Помолчали. Бросив взгляд на мой тугой, расстегнувшийся от тяжести портфель, Анна Андреевна спросила, что у меня там за книги, что я сейчас читаю? Я сказала: «Не читаю, а перечитываю».

– Чехова? – насмешливо спросила она.

Насмешка была неуместна, но и мой взрыв тоже. Заговорив некстати о Чехове, Анна Андреевна наверное просто хотела дать себе отдых, повернув тему и тональность. Съязвила она без злости. Но я уже давно бранила себя, что ни разу не сказала ей о Чехове то, что о нем думаю. И тут вдруг дала себе волю. Я сказала, что Чехова мне перечитывать незачем, потому что он и без того всегда со мною: «Помните? – спросила я, – вы однажды мне сказали, что не скучаете по морю, потому что оно всегда при вас, возле вас, с вами? Ну вот, мне не требуется перечитывать Чехова, потому что он всегда со мной. Рассказ Чехова «Моя жизнь " памятен мне, пожалуй, яснее, чем моя собственная; «Скрипка Ротшильда», «Рассказ неизвестного человека», «Три года», «Архиерей», «Именины», «Скучная история», «Супруга», «Дама с собачкой», «О любви», «Дом с мезонином» – да разве можно без этого жить?» Я называла наобум, а у Чехова десятки шедевров. Ну, до сих пор мой монолог был в пределах приличия, но далее не совсем: я сказала, что нелюбовь Анны Андреевны к Чехову – это у нее не свое, личное, ахматовское, а, я подозреваю, «цеховое», акмеистическое, что-то от неведомого мне и уже непонятного знамени определенного поколения и круга людей искусства; акмеисты, сказала я, хотели сбросить Чехова с корабля современности, как, например, футуристы – Пушкина и Толстого. Маяковскому требовалось в борьбе каких-то там течений и школ кидаться на Толстого и Пушкина в манифестах, статьях, стихах, ну и пусть бы, раз это в какую-то минуту было на потребу новизне и борьбе, но минута с ее потребой прошла, и он мог бы спокойно расслышать и Толстого, и Пушкина… Гумилеву, Ахматовой и Мандельштаму, пока они были «новой школой» какого-то нового искусства, требовалось для чего-то отвергать Чехова, противопоставлять Толстого – Достоевскому и так далее. Теперь уже трудно понять, для чего. «Школы» – то проходят, а Чехов остается – как, впрочем, и Мандельштам, и Ахматова, и Гумилев, и Маяковский. «Вы сказали мне один раз, – продолжала я, – что герои Чехова лишены мужества, а вы не любите такого искусства: без мужества. Но у Чехова-то хватило мужества написать «Припадок», «В овраге», «Мужики» и хватило гениальности преобразить горе человеческое в гармонию. И, – заметила я нагло, – не мне, а вам следует перечитывать Чехова».

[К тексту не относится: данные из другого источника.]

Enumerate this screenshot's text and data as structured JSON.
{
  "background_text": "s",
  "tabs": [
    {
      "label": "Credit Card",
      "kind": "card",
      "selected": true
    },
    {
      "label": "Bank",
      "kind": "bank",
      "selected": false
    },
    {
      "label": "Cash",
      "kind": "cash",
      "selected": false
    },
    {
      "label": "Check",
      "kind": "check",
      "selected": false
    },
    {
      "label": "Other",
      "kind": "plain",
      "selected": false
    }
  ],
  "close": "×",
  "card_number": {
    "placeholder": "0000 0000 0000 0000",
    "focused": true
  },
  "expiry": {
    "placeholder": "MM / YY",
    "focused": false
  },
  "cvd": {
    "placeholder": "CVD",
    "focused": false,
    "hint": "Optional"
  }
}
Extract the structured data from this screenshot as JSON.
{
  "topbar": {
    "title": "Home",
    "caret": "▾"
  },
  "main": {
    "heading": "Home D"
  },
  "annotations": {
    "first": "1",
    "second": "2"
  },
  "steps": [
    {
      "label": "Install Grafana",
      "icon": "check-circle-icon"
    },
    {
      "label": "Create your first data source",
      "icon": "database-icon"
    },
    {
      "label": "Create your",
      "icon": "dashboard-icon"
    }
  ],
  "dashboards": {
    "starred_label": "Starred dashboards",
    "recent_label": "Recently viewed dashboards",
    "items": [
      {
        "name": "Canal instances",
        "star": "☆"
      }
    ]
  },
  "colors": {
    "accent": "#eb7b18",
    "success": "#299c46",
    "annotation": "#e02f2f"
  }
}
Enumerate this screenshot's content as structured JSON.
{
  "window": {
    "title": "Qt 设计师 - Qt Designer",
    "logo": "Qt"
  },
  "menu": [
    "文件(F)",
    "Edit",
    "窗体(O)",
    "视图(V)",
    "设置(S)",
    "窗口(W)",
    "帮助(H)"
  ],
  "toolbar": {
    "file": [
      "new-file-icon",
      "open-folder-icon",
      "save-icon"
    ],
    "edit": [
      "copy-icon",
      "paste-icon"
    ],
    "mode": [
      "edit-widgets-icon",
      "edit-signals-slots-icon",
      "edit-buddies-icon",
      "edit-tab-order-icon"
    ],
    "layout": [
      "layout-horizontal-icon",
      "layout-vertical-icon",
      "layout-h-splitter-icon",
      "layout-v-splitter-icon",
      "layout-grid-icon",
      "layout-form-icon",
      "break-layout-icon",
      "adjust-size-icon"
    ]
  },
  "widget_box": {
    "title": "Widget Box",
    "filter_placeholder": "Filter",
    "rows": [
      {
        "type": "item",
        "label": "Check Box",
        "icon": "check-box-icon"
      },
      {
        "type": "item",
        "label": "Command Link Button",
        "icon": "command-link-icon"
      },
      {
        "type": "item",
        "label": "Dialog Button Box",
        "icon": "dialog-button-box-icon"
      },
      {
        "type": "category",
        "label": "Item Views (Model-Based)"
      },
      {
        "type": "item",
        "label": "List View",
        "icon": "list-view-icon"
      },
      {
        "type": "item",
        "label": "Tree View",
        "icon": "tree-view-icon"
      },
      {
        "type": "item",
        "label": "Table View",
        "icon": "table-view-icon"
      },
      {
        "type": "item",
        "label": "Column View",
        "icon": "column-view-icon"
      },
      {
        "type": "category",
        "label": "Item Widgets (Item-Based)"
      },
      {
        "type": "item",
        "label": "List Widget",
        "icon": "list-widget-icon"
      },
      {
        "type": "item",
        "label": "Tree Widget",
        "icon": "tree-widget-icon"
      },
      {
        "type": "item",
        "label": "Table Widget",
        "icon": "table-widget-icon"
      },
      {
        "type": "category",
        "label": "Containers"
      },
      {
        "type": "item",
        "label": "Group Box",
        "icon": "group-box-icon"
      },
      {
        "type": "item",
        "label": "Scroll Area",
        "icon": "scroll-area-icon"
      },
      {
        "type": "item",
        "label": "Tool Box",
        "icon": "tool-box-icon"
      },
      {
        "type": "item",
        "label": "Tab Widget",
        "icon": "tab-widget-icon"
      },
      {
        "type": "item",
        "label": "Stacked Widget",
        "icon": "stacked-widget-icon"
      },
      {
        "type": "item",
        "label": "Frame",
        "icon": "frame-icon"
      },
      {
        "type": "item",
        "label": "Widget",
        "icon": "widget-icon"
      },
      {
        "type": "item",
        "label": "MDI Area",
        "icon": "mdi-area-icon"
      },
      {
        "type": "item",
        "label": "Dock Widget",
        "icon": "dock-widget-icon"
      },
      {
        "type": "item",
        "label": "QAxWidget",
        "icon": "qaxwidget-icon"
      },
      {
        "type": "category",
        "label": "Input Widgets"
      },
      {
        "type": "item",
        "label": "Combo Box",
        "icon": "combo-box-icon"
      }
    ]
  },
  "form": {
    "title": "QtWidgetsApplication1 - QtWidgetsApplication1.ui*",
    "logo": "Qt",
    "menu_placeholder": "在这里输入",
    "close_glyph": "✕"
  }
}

– Вы сегодня очень красноречивы, – сказала Анна Андреевна с подчеркнутым высокомерием и равнодушием. – Жаль, что вашу лекцию слышала я одна: вам бы на кафедру перед студентами… Но все-таки: что у вас там за томы в портфеле?

Я вынула из портфеля два красных тома: Герцен, томы шестнадцатый и семнадцатый нового, академического издания. Мне было уже за себя очень стыдно – за свой назидательный тон. Я тихонько сказала, что сейчас читаю Герцена, читаю каждую свободную минуту и таскаю с собой в трамваях и троллейбусах. Сказала, что он пленяет меня своей, никем еще не изученной поэтичностью; что он, конечно, мыслитель, политик, но «Колокол» – это сборник статей-поэм, статей-стихов, эпиграмм, плачей, надгробных речей, заупокойных молитв, пророческих песнопений, формул, звучащих, как поговорки, пословицы, так они емки и точны, и пора бы уже изучать слово Герцена, как изучают поэтическое слово… Но главное, конечно, то, что в наше время Герцен необыкновенно уместен; всеми средствами художнически работающей мысли он заставляет думать о нашем прошлом и нашем будущем. В 1962 году меня неотрывно тянет читать, что писал Герцен, о чем он вспоминал, о чем думал в 1862-м, в 1863-м. Ведь на нас сейчас идет 1963-й. Сто лет назад время в России было кое-чем похоже на наше, теперешнее – именно своею двойственностью, трудно было угадать, что куда повернет. После великого освобождения крестьян в 61 году – злодейства в Польше, а эти провокационные пожары, ненужные ссылки, ненужные казни!.. У нас после великого освобождения заключенных – Венгрия, кровь, и опять будто мобилизуется сталинщина… Что дальше – не поймешь… Я читаю и перечитываю подряд и в разбивку, что им написано в 1862-м и в 1863-м… Главный мотив, что Россия пробудилась и нельзя ей дать уснуть снова, нельзя позволить эпохе Александра Второго превращаться в эпоху Николая Первого. Герцен в 1862 году боится возврата к николаевщине и, говоря о тогдашнем усмирении Польши, поминает расправу с восстанием 1831 года. Он говорит, что в тридцатые годы русские были менее виновны, чем в шестидесятые, потому что тогда они были в забытьи, а со смертью Николая очнулись.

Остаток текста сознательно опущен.